8 April 2003
Funding boost for cancer research at Sussex
Research into the cellular causes of cancer at the University of Sussex has received a boost thanks to funding from Cancer Research UK.
A six-year fellowship worth over £900,000 will employ Dr Sally Wheatley and two other researchers for the next six years in the Genome Damage & Stability Centre and will also cover the cost of new equipment.
"I'm very excited to be here," says Dr Wheatley. "The facilities are excellent and everyone works together really productively."
Dr Wheatley will be looking at the way human cells divide and how this process can sometimes go wrong and lead to cancer.
When a cell divides, it must execute the processes of both 'mitosis' - the division of the genetic material - and 'cytokinesis' - the division of the cell itself.

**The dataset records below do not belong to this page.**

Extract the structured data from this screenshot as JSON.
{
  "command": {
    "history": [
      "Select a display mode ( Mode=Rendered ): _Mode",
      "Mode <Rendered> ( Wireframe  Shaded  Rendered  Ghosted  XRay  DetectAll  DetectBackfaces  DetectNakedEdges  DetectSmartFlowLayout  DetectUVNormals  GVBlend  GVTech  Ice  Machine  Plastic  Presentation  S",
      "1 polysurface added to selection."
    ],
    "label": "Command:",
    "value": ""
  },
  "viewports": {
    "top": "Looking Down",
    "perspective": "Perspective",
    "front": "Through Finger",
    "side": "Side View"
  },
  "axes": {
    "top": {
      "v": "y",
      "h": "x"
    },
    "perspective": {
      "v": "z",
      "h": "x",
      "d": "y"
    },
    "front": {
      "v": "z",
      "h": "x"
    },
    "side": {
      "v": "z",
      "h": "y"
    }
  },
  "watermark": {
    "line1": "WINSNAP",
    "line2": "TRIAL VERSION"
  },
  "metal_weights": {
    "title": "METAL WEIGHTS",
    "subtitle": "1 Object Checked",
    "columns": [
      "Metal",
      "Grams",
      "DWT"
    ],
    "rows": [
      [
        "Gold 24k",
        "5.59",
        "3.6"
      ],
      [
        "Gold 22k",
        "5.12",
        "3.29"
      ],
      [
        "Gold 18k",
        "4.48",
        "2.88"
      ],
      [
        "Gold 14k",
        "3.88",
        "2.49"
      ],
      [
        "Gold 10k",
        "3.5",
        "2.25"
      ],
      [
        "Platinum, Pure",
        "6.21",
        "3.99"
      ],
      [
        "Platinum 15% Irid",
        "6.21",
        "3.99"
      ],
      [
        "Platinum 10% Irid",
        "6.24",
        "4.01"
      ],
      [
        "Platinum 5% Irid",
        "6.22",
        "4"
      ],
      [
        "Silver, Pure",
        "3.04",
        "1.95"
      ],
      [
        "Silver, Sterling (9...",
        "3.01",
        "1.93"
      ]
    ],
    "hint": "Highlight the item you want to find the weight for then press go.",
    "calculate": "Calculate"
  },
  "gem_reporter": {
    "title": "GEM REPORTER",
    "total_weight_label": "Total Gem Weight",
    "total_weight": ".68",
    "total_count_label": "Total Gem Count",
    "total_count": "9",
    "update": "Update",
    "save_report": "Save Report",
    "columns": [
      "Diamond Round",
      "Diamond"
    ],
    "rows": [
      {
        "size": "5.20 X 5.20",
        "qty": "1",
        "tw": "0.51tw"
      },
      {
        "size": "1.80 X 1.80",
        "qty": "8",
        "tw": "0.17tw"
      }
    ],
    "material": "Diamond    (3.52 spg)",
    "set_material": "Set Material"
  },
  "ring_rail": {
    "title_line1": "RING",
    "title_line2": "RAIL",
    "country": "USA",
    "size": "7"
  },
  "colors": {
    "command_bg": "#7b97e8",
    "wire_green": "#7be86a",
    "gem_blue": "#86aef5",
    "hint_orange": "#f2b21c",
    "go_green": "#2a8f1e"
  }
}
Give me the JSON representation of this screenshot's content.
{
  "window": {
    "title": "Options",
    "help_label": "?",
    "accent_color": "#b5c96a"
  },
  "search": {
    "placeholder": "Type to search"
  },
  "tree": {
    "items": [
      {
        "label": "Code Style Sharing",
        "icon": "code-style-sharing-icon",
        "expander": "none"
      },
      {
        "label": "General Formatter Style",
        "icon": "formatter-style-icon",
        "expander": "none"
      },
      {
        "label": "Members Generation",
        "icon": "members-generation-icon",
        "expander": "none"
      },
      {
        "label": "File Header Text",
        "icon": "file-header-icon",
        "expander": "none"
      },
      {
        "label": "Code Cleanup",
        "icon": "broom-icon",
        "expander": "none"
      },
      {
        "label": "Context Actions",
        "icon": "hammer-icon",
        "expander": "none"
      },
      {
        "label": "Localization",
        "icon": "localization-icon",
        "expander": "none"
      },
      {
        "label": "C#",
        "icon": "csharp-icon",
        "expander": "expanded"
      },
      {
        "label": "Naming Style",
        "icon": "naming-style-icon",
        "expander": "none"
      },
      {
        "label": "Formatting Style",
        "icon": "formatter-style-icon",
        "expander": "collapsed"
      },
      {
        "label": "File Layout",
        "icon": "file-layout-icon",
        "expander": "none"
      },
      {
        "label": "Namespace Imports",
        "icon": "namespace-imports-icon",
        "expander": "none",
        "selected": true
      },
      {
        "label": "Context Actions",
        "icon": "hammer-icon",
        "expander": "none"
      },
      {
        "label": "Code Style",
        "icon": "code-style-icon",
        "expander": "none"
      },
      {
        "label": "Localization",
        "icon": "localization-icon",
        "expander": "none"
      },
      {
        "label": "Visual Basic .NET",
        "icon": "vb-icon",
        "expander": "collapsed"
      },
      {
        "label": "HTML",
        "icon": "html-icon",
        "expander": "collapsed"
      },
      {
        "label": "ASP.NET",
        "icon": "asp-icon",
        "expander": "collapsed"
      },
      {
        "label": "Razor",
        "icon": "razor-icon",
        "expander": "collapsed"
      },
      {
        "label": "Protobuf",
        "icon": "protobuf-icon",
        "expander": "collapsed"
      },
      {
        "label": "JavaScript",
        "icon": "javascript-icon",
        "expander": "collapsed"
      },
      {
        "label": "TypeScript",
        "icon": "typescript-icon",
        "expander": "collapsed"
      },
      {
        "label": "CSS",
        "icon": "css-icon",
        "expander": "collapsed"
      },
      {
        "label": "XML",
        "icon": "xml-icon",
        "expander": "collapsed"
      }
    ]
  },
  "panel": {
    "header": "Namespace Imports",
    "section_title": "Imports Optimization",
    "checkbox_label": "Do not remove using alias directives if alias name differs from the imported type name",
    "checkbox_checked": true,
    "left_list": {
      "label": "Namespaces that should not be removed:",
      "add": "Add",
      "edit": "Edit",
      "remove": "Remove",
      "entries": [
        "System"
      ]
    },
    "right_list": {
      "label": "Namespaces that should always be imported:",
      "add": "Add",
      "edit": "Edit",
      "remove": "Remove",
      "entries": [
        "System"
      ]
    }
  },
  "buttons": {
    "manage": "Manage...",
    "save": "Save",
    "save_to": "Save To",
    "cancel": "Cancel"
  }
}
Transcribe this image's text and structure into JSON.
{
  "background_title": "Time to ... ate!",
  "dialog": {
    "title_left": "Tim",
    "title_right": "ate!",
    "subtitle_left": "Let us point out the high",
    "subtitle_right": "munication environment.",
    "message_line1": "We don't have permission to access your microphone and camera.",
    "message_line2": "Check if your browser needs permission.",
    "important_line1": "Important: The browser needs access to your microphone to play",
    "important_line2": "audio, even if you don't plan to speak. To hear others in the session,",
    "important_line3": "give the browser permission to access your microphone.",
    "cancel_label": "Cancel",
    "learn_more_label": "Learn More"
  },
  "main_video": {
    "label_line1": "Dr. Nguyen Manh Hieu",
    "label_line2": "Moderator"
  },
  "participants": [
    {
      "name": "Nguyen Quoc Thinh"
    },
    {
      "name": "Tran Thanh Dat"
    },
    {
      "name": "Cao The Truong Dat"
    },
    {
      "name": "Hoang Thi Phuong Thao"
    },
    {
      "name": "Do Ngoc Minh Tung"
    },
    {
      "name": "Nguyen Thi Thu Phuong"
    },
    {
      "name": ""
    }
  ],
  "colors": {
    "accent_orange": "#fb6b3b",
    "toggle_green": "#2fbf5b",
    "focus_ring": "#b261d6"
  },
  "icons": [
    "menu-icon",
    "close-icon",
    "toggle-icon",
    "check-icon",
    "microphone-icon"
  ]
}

Any inaccuracies in these processes - which are not yet fully understood - can lead to tumour formation or cell death. This research aims to identify and analyse the cellular proteins involved and to understand how they regulate the process of cell division.
One method that Dr Wheatley will be using is live imaging using green fluorescent protein - which is derived from jellyfish - fused with particular proteins to see where they move in the cell, all in real time.
The Genome Damage and Stability Centre at Sussex is a purpose-built facility for the investigation of genetic disorders which opened last year.